董力点点头:“嗯,我也注意到了。岩奔这家伙,来历肯定不简单。”
那些野人虽然还举着弓箭,但明显没有立刻攻击的意思。
他们好奇地打量着我们,眼神里既有警惕,也有一种原始的好奇,就像丛林里的野兽第一次见到从没见过的动物。
这些野人显然极度排外,而且战力恐怖,我们的生死,恐怕就在岩奔与那首领的对话之间。
突然,那野人首领猛地一挥手,指向了我们!
岩奔脸色一变,立刻用身体挡在我们前面,语气急促地又说了几句,似乎是在解释我们的身份,或者……在为我们求情?
我能听出他的声音里带着一丝颤抖,这可是头一回。
岩奔这家伙平时天不怕地不怕的,现在这样,说明事情真的麻烦了。
他一边说,还一边用手比划着,时不时回头看我一眼,那眼神复杂得很。
野人首领的目光如同冰冷的刀子,在我们几人身上一一扫过。
当他的视线落在我身上时,我清晰地感觉到,他停顿了一下,眉头紧紧皱起,眼神中充满了厌恶和深深的忌惮。
那眼神看得我后背发凉,就好像我身上真有什么脏东西似的。
我心里咯噔一下,琢磨着:是因为我体内还未完全平息的九阴石寒气?还是因为我这体质引起了他们的警觉?
还没等我想明白,那野人首领就猛地一挥手,用我们听不懂的语言下达了命令。
立刻有几个强壮的野人战士如同猿猴般攀着藤蔓,敏捷地荡到了我们这边摇摇欲坠的桥上。
他们落地的时候桥晃得更厉害了,我差点没站稳。
随即,这些野人不由分说,用粗糙坚韧的树皮绳将我们的手腕迅速捆绑起来,动作粗暴而熟练。
那树皮绳勒得我手腕生疼,估计都破皮了。
“我靠!你们要干什么!”昊子挣扎着想要反抗,脚下一滑差点摔下桥去。
“别动!”岩奔立刻低喝制止,额头上青筋都暴起来了,“不想死就配合他们!这是黑熊部落的‘客人’礼节!”
客人礼节?有他喵的这么绑客人的吗?!
我心里暗骂,但看着周围那些野人战士手中寒光闪闪的石矛和涂着剧毒的吹箭,还是明智地选择了闭嘴。
在别人的地盘,还是老实一些好,要真是把这些野人惹到了,他们可不会给你好商量,估计早就拿毒箭招呼我们了。
而且不说别的,这些野人也算是替我们解决了身后的五毒帮的那些人,要不然,就刚才那种情况,我们还真不太好脱身。
所以我感觉,这些野人招呼我们,应该是没什么恶意的,况且,还有岩奔在替我们说话。
董力和冯楠也脸色发白,不敢反抗。
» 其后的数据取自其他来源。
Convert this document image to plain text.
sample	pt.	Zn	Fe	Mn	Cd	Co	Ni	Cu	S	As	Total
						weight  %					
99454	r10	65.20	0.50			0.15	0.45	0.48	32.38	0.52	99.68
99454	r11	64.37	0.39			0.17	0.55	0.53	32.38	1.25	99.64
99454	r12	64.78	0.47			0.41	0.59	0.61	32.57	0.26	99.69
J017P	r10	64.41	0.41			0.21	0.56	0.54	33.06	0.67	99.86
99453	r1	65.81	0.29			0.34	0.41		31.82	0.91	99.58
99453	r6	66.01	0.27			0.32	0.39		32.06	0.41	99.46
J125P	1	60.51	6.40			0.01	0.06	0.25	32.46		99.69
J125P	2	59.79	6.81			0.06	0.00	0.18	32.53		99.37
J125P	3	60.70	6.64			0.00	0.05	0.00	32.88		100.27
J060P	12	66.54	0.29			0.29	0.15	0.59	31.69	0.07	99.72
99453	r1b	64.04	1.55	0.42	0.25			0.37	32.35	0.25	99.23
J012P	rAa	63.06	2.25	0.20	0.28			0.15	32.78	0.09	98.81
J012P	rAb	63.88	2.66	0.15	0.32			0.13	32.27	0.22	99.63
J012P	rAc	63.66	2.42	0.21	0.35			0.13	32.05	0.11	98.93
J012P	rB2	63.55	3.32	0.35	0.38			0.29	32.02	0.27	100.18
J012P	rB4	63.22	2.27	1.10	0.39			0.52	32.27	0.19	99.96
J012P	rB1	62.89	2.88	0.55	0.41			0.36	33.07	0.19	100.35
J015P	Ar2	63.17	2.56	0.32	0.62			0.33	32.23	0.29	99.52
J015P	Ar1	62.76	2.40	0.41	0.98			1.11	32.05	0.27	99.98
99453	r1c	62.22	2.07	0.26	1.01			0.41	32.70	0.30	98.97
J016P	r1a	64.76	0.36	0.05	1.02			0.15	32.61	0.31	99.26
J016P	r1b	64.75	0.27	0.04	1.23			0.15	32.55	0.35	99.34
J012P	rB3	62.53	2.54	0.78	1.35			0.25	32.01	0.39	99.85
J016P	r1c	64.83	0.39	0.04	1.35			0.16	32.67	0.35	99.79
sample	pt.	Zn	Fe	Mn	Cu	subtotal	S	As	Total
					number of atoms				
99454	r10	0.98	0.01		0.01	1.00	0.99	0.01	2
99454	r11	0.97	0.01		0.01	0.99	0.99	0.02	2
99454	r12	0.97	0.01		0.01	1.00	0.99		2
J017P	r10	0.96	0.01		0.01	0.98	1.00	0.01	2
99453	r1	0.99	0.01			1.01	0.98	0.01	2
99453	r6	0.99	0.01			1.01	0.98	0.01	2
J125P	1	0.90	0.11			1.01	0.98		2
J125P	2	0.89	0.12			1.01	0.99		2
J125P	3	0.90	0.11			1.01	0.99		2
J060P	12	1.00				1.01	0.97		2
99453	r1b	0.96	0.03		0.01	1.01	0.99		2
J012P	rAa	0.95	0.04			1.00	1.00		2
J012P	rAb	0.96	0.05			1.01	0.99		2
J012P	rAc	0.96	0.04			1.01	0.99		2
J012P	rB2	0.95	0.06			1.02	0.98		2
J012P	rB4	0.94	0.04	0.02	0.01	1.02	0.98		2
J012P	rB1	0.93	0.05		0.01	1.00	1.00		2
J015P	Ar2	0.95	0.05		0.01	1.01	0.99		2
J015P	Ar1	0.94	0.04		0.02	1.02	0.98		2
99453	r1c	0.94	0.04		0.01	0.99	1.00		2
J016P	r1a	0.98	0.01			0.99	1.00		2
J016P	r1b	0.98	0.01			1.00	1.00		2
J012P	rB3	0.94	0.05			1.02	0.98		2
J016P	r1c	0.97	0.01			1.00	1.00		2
秦子潆那丫头嘴唇都哆嗦了,眼泪在眼眶里打转。
冯楠眉头紧锁,但也没有妄动,似乎在观察周围的环境和这些野人的行动规律。
我们被这些野人战士推搡着,沿着他们来时的那条几乎看不见的小径,向着密林深处走去。
岩奔也被绑住了双手,走在我们前面,他脸色阴沉,但并没有太多恐惧,似乎对这一幕早有预料。
他边走边回头小声跟我们说:“都别乱动,也别乱说话,跟着走就行,我来应付。”
我们点了点头。
这时我凑过去压低声音问他:“我说岩奔大哥,这到底什么情况?你不是说跟他们很熟吗?”
岩奔苦笑了一下:“熟是熟,但这种深山部落规矩多,尤其是对外人,说白了我也是外人。而且你们身上有太多他们不理解的东西,特别是你,”他瞥了我一眼,“你那黎魂剑和九阴石的寒气,在他们眼里就跟瘟疫差不多。”
我心里一沉,果然又是这破体质惹的祸。